Pada beberapa jenis hewan seperti lebah dan semut, pola cahaya terpolarisasi ini digunakan sebagai alat navigasi. Sedikit sekali yang sadar bahwa ternyata manusia pun memiliki kemampuan yang sama untuk melihat cahaya terpolarisasi ini dengan mata telanjang sekalipun.

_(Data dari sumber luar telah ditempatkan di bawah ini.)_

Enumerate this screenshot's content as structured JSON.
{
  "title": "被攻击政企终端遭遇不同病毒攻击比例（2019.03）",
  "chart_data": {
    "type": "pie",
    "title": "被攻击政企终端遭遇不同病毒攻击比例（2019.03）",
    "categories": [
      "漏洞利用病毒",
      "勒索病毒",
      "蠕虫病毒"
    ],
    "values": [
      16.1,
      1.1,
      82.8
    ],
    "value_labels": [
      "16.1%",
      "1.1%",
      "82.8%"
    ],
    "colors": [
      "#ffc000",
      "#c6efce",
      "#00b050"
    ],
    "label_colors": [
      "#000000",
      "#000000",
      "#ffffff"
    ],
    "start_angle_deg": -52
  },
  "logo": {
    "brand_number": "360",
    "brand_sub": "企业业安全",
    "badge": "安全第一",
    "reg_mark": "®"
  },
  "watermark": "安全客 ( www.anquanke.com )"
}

Pada penelitian uji kemampuan mata melihat cahaya polarisasi tersebut, ilmuwan menggunakan Haidingers’ brushes, sebuah efek visual yang diletakkan di sudut kanan dari sudut polarisasi. Kemudian, peneliti mengembangkan filter atau efek khusus untuk membedakan persentase cahaya terpolarisasi, yakni dari 0 sampai 100 persen, untuk melihat pada skala berapa Haidinger’s brushes itu dapat terlihat oleh mata manusia.
Hasilnya, dari 24 orang yang diuji diketahui bahwa tingkat sensitivitas polarisasi rata-rata adalah 56 persen.
Dr Juliette McGregor yang menjadi salah satu pemimpin studi ini menjelaskan, biasanya efek visual Haidinger’s brush itu akan segera menghilang dari pandangan manusia dalam hitungan detik, segera saat otak baru bereaksi untuk mendeteksinya. Itulah yang menyebabkan ada sedikit sekali manusia yang sadar bahwa mereka mampu melihat cahaya terpolarisasi pada kegiatan sehari-hari. Dr McGregor juga menjelaskan bahwa hasil dari penelitian ini menunjukkan bahwa kornea pada mata manusia bisa dengan segera memengaruhi kemampuan mata untuk menangkap cahaya polar, meski berbeda-beda tergantung pada kemampuan mata tiap individu.